Friday, November 29, 2013

The Ship of Death, by Billy G. Smith

Montana State University professor Billy G. Smith travelled the world and dug into far-flung archives chasing down the forgotten story of a failed colony on the western coast of Africa, a ship called Hankey, and the viral outbreak the Hankey carried from Africa to ports of call around the Atlantic.  The story of Hankey's yellow fever outbreak had been forgotten, but at the time, at the end of the 18th century, Hankey's reputation struck fear into sailors and residents of port communities on both sides of the Atlantic.  In Ship of Death: A Voyage That Changed the Atlantic World, Smith tells the story of the colony, the Hankey, and their time.

The British colonists who set out to establish a settlement on the island of Bolama had high ideals.  They wanted to demonstrate that they could thrive in Africa by hiring and cooperating with the native people of Africa rather than enslave them.  The problem is that they were ill-informed and ill-prepared.  Early on, while en route, problems arose with "the expedition leaders' belated realization that they knew neither the exact location of Bolama nor how to get there."

When they finally found Bolama, cultural misunderstandings, weather, predators (of the four-legged and two-legged variety), lack of materials and skills requisite for starting a new colony, and lots of bad luck combined to make life difficult, to say the least.  But more than all of that was the prevalence of yellow fever, which killed off colonists indiscriminately.

The colony finally folded, having been reduced from 275 people to a small handful, due to desertion and death.  The Hankey left Bolama with some of the survivors and some unexpected passengers: mosquitoes, living and laying eggs in the water kegs and animal troughs aboard ship.  As they stopped in ports on the west side of the Atlantic, "through terrible timing coupled with the worst of toxic luck, the Hankey created the first major pandemic of yellow fever in the Western Hemisphere."

In the West Indies, "fully one-half of the white population of Grenada died within six months of the arrival of the Hankey. . . . The onslaught of disease would not halt for the next dozen years." The disease killed off thousands of British troops in the West Indies, and aided the Haitian slave rebellion by killing off European troops.  As the Hankey fled to Philadelphia, starting an infection that would claim thousands, the epidemic there helped to "finalize the decision that made Washington rather than Philadelphia the political center of the country."  And in France, Napoleon decided that, due to his disease-weakened troop presence in the Caribbean, he would sell off the Louisiana Territory at a bargain-basement price to the United States.

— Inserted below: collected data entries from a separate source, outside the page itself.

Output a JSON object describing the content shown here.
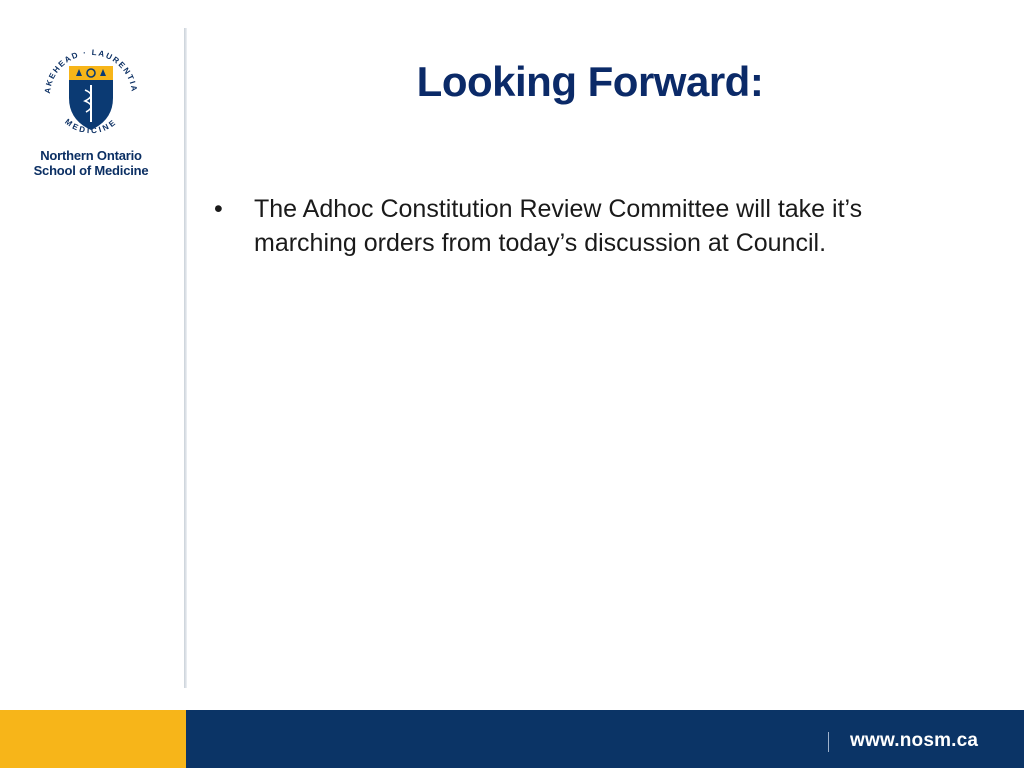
{
  "sidebar": {
    "seal": {
      "arc_text_top": "LAKEHEAD · LAURENTIAN",
      "arc_text_bottom": "MEDICINE"
    },
    "school_name_line1": "Northern Ontario",
    "school_name_line2": "School of Medicine"
  },
  "slide": {
    "title": "Looking Forward:",
    "bullets": [
      {
        "marker": "•",
        "line1": "The Adhoc Constitution Review Committee will take it’s",
        "line2": "marching orders from today’s discussion at Council."
      }
    ]
  },
  "footer": {
    "url": "www.nosm.ca"
  },
  "colors": {
    "navy": "#0b2a68",
    "footer_blue": "#0b3466",
    "gold": "#f7b519",
    "text": "#1a1a1a"
  }
}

Smith writes as an academic historian, yet he writes Ship of Death in a readable, engaging style.  As the narrative unfolds, Smith sheds light on the harsh realities of colonial life and life at sea, and deftly places the trials and tribulations of the Hankey and the Bolama colonists into the context of their time.  In the latter chapters, the tight strand of the story that he had been spinning for the first portion of the book begins to unwind, but I think that may be most reflective of the widening spread of the yellow fever, brought over from Africa by the Hankey and liberally spread through the new world in ever-expanding networks.

Ship of Death is interesting and readable, and highly relevant.  The challenges and dangers of globalization are even more of a reality today, in our time of constant international travel, than in the days of weeks-long crossings of the Atlantic.  The experiences of the Hankey and the destruction it left in its path serve as a reminder of the difference one small event, oversight, or action can make in changing the course of history.



Thanks to NetGalley and the publisher for the complimentary electronic review copy!